You're right that for the second one you should use a $\exists y$ rather than a $\forall y$.

The second is more tricky! The best thing to do is exactly what Kenny did, which is to introduce the quantifiers at the time they are referred to, instead of trying to put them all out at the front. So, as Kenny did:

$$\forall x [\operatorname{Baby}(x) \land \exists y \operatorname{Mother}(x,y) \implies \exists z \operatorname{Parent}(x,z)]$$

If you insist on taking the quantifiers out to the front, you need to be very careful, because the rules for these (called the Prenex Laws) are:

Prenex Laws

Where $x$ is not a free variable in $Q$:

$ \forall x \ P(x) \land Q \Leftrightarrow \forall x (P(x) \land Q)$

$ \forall x \ P(x) \land Q \Leftrightarrow \exists x (P(x) \land Q)$

$ \forall x \ P(x) \lor Q \Leftrightarrow \forall x (P(x) \lor Q)$

$\exists x \ P(x) \lor Q \Leftrightarrow \exists x (P(x) \lor Q)$

$\forall x \ Q \rightarrow P(x) \Leftrightarrow \forall x (Q\rightarrow P(x))$

$\exists x \ Q \rightarrow P(x) \Leftrightarrow \exists x (Q\rightarrow P(x))$

$\exists x \ P(x) \rightarrow Q \Leftrightarrow \forall x (P(x) \rightarrow Q)$

$\forall x \ P(x) \rightarrow Q \Leftrightarrow \exists x (P(x) \rightarrow Q)$

Notice in particular the last two equivalences, which show that if you take out a quantifier that is in the antecedent of an implication, then the quantifier changes into the other quantifier!
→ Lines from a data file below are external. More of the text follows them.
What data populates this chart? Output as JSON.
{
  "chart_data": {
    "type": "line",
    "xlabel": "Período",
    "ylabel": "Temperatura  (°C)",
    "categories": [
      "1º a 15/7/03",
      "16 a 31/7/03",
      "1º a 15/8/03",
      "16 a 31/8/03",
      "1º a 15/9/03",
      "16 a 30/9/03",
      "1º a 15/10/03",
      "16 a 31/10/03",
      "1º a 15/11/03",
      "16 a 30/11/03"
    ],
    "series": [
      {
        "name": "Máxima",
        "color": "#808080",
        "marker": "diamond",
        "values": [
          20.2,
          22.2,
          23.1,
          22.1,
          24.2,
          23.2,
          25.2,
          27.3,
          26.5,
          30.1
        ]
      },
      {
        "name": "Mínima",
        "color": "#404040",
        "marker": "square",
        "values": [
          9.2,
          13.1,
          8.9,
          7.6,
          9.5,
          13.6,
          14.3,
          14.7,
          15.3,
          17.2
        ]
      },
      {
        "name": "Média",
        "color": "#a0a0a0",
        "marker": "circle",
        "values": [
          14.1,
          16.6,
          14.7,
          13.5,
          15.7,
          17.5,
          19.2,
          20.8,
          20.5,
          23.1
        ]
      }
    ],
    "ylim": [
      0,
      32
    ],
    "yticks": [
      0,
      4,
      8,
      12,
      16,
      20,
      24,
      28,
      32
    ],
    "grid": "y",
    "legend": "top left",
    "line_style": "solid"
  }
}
So, if we apply these rules to Kenny's sentence, we get:

$$\forall x [\operatorname{Baby}(x) \land \exists y \operatorname{Mother}(x,y) \implies \exists z \operatorname{Parent}(x,z)] \Leftrightarrow$$

$$\forall x \forall y[\operatorname{Baby}(x) \land \operatorname{Mother}(x,y) \implies \exists z \operatorname{Parent}(x,z)] \Leftrightarrow$$

$$\forall x \forall y \exists z [\operatorname{Baby}(x) \land \operatorname{Mother}(x,y) \implies \operatorname{Parent}(x,z)] $$

...so you actually had it right the first place, and you should not change the $\forall y$ into a $\exists y$. But again, for readability sake, leaving the quantifiers on the inside makes it often more easier to translate in the first place.